I know what you will say to that, but I know that if a third of the people who will read these words agree with me, Russia would be a different place.

‘I don’t know whether Vladimir Vladimirovich Putin has it in him to proclaim the equality of all before the law. If he does have it in him, he will win himself a prominent place in the Pantheon of Russian history. If not…’

I am convinced that Russia needs a leader with the daring of Peter the Great, who would tell people things they haven’t heard for a long time. The truth will be bitter, for it is difficult to accept that the reason why Russia cannot move forward is because it doesn’t want to admit to itself how far it lags behind Europe in terms of developed civilisation. Only a clear and inspiring message - let it be harsh, so long as it is invigorating and sincere - can provide an impetus for the nation to awake from its feudal torpor.

Only if that happens can one hope that the nation’s instinctive wisdom will prompt it to take the hard and possibly unforgiving road which is the only way to drag our country out of the pit in which it currently languishes. I don’t know whether Vladimir Vladimirovich Putin has it in him to take such a suicidal step, to take the bull by the horns and proclaim the equality of all before the law. If he does have it in him, he will win himself a prominent place in the Pantheon of Russian history. If not…

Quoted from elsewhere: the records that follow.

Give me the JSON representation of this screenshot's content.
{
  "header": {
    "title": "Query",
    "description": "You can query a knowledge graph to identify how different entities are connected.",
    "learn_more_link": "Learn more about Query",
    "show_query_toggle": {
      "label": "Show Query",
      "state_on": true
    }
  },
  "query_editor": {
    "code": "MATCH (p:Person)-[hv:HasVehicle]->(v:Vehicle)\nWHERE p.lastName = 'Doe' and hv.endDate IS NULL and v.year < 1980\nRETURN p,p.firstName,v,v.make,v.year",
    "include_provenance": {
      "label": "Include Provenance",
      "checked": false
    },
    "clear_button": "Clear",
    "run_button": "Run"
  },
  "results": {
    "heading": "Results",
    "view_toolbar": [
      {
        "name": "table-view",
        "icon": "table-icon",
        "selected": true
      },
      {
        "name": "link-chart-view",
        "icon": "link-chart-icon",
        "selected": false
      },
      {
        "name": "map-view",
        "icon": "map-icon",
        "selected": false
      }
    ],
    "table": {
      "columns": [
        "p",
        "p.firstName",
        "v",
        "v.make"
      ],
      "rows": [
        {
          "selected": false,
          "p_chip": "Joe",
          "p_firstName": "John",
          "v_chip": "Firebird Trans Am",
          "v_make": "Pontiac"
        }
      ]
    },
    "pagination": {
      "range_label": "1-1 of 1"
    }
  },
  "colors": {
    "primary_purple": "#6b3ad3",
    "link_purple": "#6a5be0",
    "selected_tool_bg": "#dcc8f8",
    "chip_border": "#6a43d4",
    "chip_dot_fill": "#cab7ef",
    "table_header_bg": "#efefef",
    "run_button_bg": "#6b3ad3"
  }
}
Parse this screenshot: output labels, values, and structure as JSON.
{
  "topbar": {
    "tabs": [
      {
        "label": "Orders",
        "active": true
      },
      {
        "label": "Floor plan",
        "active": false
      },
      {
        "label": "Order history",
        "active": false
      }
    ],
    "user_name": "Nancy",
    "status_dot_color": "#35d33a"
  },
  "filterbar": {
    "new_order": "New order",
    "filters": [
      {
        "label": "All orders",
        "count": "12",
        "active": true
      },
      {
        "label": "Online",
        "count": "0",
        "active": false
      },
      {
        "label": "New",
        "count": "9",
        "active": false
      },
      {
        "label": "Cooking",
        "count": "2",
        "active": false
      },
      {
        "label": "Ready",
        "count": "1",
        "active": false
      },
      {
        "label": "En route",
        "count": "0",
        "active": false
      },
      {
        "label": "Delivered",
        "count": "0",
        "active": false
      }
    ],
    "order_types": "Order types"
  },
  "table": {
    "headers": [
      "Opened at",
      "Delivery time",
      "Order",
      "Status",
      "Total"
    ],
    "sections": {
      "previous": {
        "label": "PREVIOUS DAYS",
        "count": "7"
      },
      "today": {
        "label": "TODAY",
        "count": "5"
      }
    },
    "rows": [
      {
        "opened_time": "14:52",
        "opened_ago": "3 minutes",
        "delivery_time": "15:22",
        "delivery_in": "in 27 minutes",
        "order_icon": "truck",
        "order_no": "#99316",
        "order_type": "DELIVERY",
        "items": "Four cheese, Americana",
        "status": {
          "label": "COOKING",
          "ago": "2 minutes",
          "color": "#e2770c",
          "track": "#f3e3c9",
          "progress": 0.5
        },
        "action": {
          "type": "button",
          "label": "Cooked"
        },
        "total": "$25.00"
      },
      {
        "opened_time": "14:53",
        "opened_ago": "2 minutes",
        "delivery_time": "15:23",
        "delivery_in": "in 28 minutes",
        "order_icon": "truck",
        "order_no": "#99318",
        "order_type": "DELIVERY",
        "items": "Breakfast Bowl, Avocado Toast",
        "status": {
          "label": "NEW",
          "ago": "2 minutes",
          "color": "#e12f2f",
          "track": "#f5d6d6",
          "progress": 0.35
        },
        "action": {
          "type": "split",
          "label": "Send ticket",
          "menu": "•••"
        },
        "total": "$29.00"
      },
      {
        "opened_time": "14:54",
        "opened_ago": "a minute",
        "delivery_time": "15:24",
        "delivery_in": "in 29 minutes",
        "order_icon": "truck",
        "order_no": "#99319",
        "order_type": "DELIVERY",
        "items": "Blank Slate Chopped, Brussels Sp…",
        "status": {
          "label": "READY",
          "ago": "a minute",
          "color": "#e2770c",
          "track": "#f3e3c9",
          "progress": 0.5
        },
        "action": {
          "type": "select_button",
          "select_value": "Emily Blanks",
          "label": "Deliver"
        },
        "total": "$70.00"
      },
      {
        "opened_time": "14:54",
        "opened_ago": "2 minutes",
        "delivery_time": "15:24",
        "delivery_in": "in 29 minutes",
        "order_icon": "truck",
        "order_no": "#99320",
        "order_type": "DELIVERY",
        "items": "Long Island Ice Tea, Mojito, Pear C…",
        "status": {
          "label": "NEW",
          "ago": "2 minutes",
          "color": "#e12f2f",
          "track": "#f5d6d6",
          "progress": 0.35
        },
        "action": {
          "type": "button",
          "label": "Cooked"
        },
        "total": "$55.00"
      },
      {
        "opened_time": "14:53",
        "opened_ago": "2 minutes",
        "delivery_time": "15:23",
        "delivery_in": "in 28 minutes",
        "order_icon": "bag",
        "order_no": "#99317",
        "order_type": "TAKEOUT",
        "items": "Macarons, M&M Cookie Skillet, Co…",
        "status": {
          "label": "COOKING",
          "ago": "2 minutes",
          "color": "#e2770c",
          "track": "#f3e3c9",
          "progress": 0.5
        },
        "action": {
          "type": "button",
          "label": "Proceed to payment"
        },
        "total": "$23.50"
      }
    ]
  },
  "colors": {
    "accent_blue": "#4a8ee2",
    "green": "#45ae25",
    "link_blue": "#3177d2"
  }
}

I am a Russian and I miss my country, because I don’t see it! I don’t see a country of which I want to be proud. I see a crowd of unhappy, frustrated faces and people alienated and afraid of one another. I want to be proud of my country, and instead I am ashamed of it. When did I last feel any pride in Russia? I don’t remember! But I know for a fact that if the truth, the truth about the situation our people find themselves in, were to be shouted loud and clear to the whole world, I would feel even more pride than if our hockey team were to win gold at the Olympics.